Poland offers the most scale of the three, with around 850,000 IT professionals, a broad spread of technical roles, and strong demand in areas such as AI, machine learning, data, cybersecurity, automation, and cloud. Bulgaria is smaller at 111,500 IT professionals, but more concentrated, with Sofia at the centre and strong language capability alongside solid depth in Java, JavaScript, .NET/C#, Python, DevOps, and cloud-related work. Ukraine, measured here through 289,044 IT private entrepreneurs, remains a large and technically deep market with a strong developer base, fast-moving talent dynamics, and an employment structure that works differently from a standard full-time model.
What matters is not treating these markets as interchangeable. Each one shapes ramp-up, process design, hiring speed, and team setup in different ways. The more useful question is which market best matches the roles you need, the way you want to hire, and the level of complexity your team is prepared to manage.

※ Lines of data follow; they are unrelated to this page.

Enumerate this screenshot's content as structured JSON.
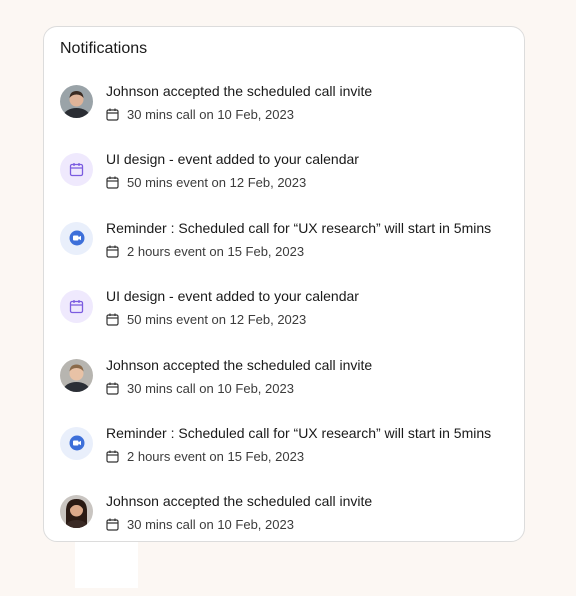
{
  "panel": {
    "title": "Notifications"
  },
  "notifications": [
    {
      "avatar": "person-avatar",
      "title": "Johnson accepted the scheduled call invite",
      "meta": "30 mins call on 10 Feb, 2023"
    },
    {
      "avatar": "calendar-icon",
      "title": "UI design - event added to your calendar",
      "meta": "50 mins event on 12 Feb, 2023"
    },
    {
      "avatar": "video-call-icon",
      "title": "Reminder : Scheduled call for “UX research” will start in 5mins",
      "meta": "2 hours event on 15 Feb, 2023"
    },
    {
      "avatar": "calendar-icon",
      "title": "UI design - event added to your calendar",
      "meta": "50 mins event on 12 Feb, 2023"
    },
    {
      "avatar": "person-avatar",
      "title": "Johnson accepted the scheduled call invite",
      "meta": "30 mins call on 10 Feb, 2023"
    },
    {
      "avatar": "video-call-icon",
      "title": "Reminder : Scheduled call for “UX research” will start in 5mins",
      "meta": "2 hours event on 15 Feb, 2023"
    },
    {
      "avatar": "person-avatar",
      "title": "Johnson accepted the scheduled call invite",
      "meta": "30 mins call on 10 Feb, 2023"
    }
  ],
  "colors": {
    "calendar_accent": "#7b5ce0",
    "video_accent": "#3d6fd9"
  }
}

CTO Talent Strategy Sprint
Pressure-test your team setup before it slows down delivery
Book a 30-minute session with our team to sense-check your role mix, market assumptions, and scaling approach against current conditions across CEE.
We’ll help you understand what looks realistic, where friction is likely to show up, and what to expect in terms of skill availability, ramp-up, and cost. It is a practical working session based on current market insight and real experience building engineering teams in the region.

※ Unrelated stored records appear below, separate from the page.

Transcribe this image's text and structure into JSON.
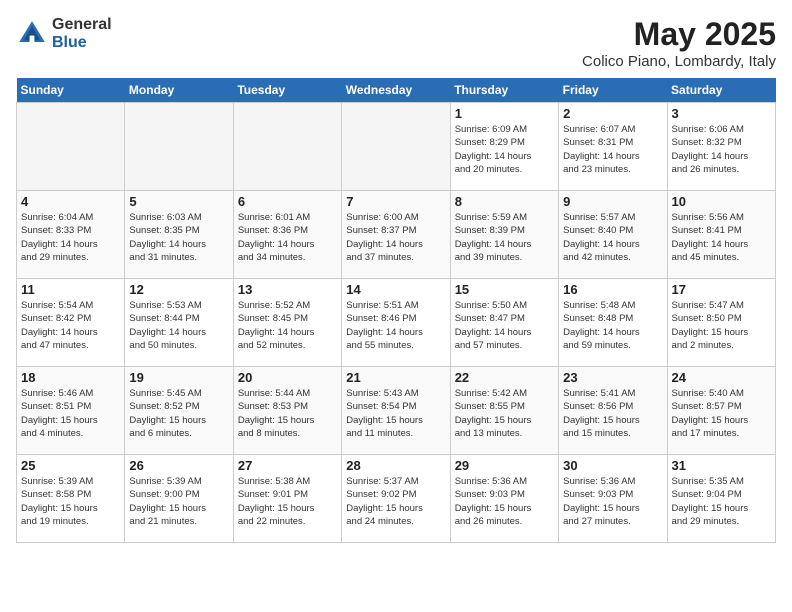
{
  "logo": {
    "general": "General",
    "blue": "Blue"
  },
  "title": {
    "month_year": "May 2025",
    "location": "Colico Piano, Lombardy, Italy"
  },
  "days_of_week": [
    "Sunday",
    "Monday",
    "Tuesday",
    "Wednesday",
    "Thursday",
    "Friday",
    "Saturday"
  ],
  "weeks": [
    [
      {
        "num": "",
        "info": ""
      },
      {
        "num": "",
        "info": ""
      },
      {
        "num": "",
        "info": ""
      },
      {
        "num": "",
        "info": ""
      },
      {
        "num": "1",
        "info": "Sunrise: 6:09 AM\nSunset: 8:29 PM\nDaylight: 14 hours\nand 20 minutes."
      },
      {
        "num": "2",
        "info": "Sunrise: 6:07 AM\nSunset: 8:31 PM\nDaylight: 14 hours\nand 23 minutes."
      },
      {
        "num": "3",
        "info": "Sunrise: 6:06 AM\nSunset: 8:32 PM\nDaylight: 14 hours\nand 26 minutes."
      }
    ],
    [
      {
        "num": "4",
        "info": "Sunrise: 6:04 AM\nSunset: 8:33 PM\nDaylight: 14 hours\nand 29 minutes."
      },
      {
        "num": "5",
        "info": "Sunrise: 6:03 AM\nSunset: 8:35 PM\nDaylight: 14 hours\nand 31 minutes."
      },
      {
        "num": "6",
        "info": "Sunrise: 6:01 AM\nSunset: 8:36 PM\nDaylight: 14 hours\nand 34 minutes."
      },
      {
        "num": "7",
        "info": "Sunrise: 6:00 AM\nSunset: 8:37 PM\nDaylight: 14 hours\nand 37 minutes."
      },
      {
        "num": "8",
        "info": "Sunrise: 5:59 AM\nSunset: 8:39 PM\nDaylight: 14 hours\nand 39 minutes."
      },
      {
        "num": "9",
        "info": "Sunrise: 5:57 AM\nSunset: 8:40 PM\nDaylight: 14 hours\nand 42 minutes."
      },
      {
        "num": "10",
        "info": "Sunrise: 5:56 AM\nSunset: 8:41 PM\nDaylight: 14 hours\nand 45 minutes."
      }
    ],
    [
      {
        "num": "11",
        "info": "Sunrise: 5:54 AM\nSunset: 8:42 PM\nDaylight: 14 hours\nand 47 minutes."
      },
      {
        "num": "12",
        "info": "Sunrise: 5:53 AM\nSunset: 8:44 PM\nDaylight: 14 hours\nand 50 minutes."
      },
      {
        "num": "13",
        "info": "Sunrise: 5:52 AM\nSunset: 8:45 PM\nDaylight: 14 hours\nand 52 minutes."
      },
      {
        "num": "14",
        "info": "Sunrise: 5:51 AM\nSunset: 8:46 PM\nDaylight: 14 hours\nand 55 minutes."
      },
      {
        "num": "15",
        "info": "Sunrise: 5:50 AM\nSunset: 8:47 PM\nDaylight: 14 hours\nand 57 minutes."
      },
      {
        "num": "16",
        "info": "Sunrise: 5:48 AM\nSunset: 8:48 PM\nDaylight: 14 hours\nand 59 minutes."
      },
      {
        "num": "17",
        "info": "Sunrise: 5:47 AM\nSunset: 8:50 PM\nDaylight: 15 hours\nand 2 minutes."
      }
    ],
    [
      {
        "num": "18",
        "info": "Sunrise: 5:46 AM\nSunset: 8:51 PM\nDaylight: 15 hours\nand 4 minutes."
      },
      {
        "num": "19",
        "info": "Sunrise: 5:45 AM\nSunset: 8:52 PM\nDaylight: 15 hours\nand 6 minutes."
      },
      {
        "num": "20",
        "info": "Sunrise: 5:44 AM\nSunset: 8:53 PM\nDaylight: 15 hours\nand 8 minutes."
      },
      {
        "num": "21",
        "info": "Sunrise: 5:43 AM\nSunset: 8:54 PM\nDaylight: 15 hours\nand 11 minutes."
      },
      {
        "num": "22",
        "info": "Sunrise: 5:42 AM\nSunset: 8:55 PM\nDaylight: 15 hours\nand 13 minutes."
      },
      {
        "num": "23",
        "info": "Sunrise: 5:41 AM\nSunset: 8:56 PM\nDaylight: 15 hours\nand 15 minutes."
      },
      {
        "num": "24",
        "info": "Sunrise: 5:40 AM\nSunset: 8:57 PM\nDaylight: 15 hours\nand 17 minutes."
      }
    ],
    [
      {
        "num": "25",
        "info": "Sunrise: 5:39 AM\nSunset: 8:58 PM\nDaylight: 15 hours\nand 19 minutes."
      },
      {
        "num": "26",
        "info": "Sunrise: 5:39 AM\nSunset: 9:00 PM\nDaylight: 15 hours\nand 21 minutes."
      },
      {
        "num": "27",
        "info": "Sunrise: 5:38 AM\nSunset: 9:01 PM\nDaylight: 15 hours\nand 22 minutes."
      },
      {
        "num": "28",
        "info": "Sunrise: 5:37 AM\nSunset: 9:02 PM\nDaylight: 15 hours\nand 24 minutes."
      },
      {
        "num": "29",
        "info": "Sunrise: 5:36 AM\nSunset: 9:03 PM\nDaylight: 15 hours\nand 26 minutes."
      },
      {
        "num": "30",
        "info": "Sunrise: 5:36 AM\nSunset: 9:03 PM\nDaylight: 15 hours\nand 27 minutes."
      },
      {
        "num": "31",
        "info": "Sunrise: 5:35 AM\nSunset: 9:04 PM\nDaylight: 15 hours\nand 29 minutes."
      }
    ]
  ]
}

What should CTOs compare before scaling engineering in CEE?
Start with the factors that affect execution, not just cost. That usually means market depth, role mix, ramp-up speed, process expectations, notice periods, and local employment norms. The goal is to understand where a team is most likely to ramp well, stay stable, and support delivery without adding avoidable friction.
How do Poland, Bulgaria, and Ukraine differ when scaling engineering teams?
Poland offers the broadest and most mature market, which is useful when you need scale or wider technical depth. Bulgaria is smaller and more concentrated, which can make it easier to navigate. Ukraine offers a large and technically strong market, but one that needs to be approached with a clear understanding of current operating realities.
Why does market choice affect delivery, not just hiring?
Because market conditions shape how quickly a team can form, how realistic the role mix is, how much process friction you face, and how stable the setup is likely to be over time. That all feeds directly into delivery speed, continuity, and coordination overhead.
What usually creates drag when scaling an engineering team?
The most common issues are slow or overcomplicated processes, unrealistic role definitions, weak understanding of market conditions, and setup choices that look fine on paper but create friction once execution starts. In practice, team growth often slows delivery when the scaling plan is not grounded in how the market actually works.
How should CTOs think about speed versus stability when entering a new market?
Treat them as connected, not competing priorities. A faster start only helps if the team can ramp properly and stay stable long enough to contribute. The better question is which market conditions support both a realistic start and sustainable delivery.
When is a market comparison actually useful?
It is useful when it helps you pressure-test a real plan. That means looking beyond surface-level commentary and using market context to assess team shape, technical depth, process design, timeline, and operating fit.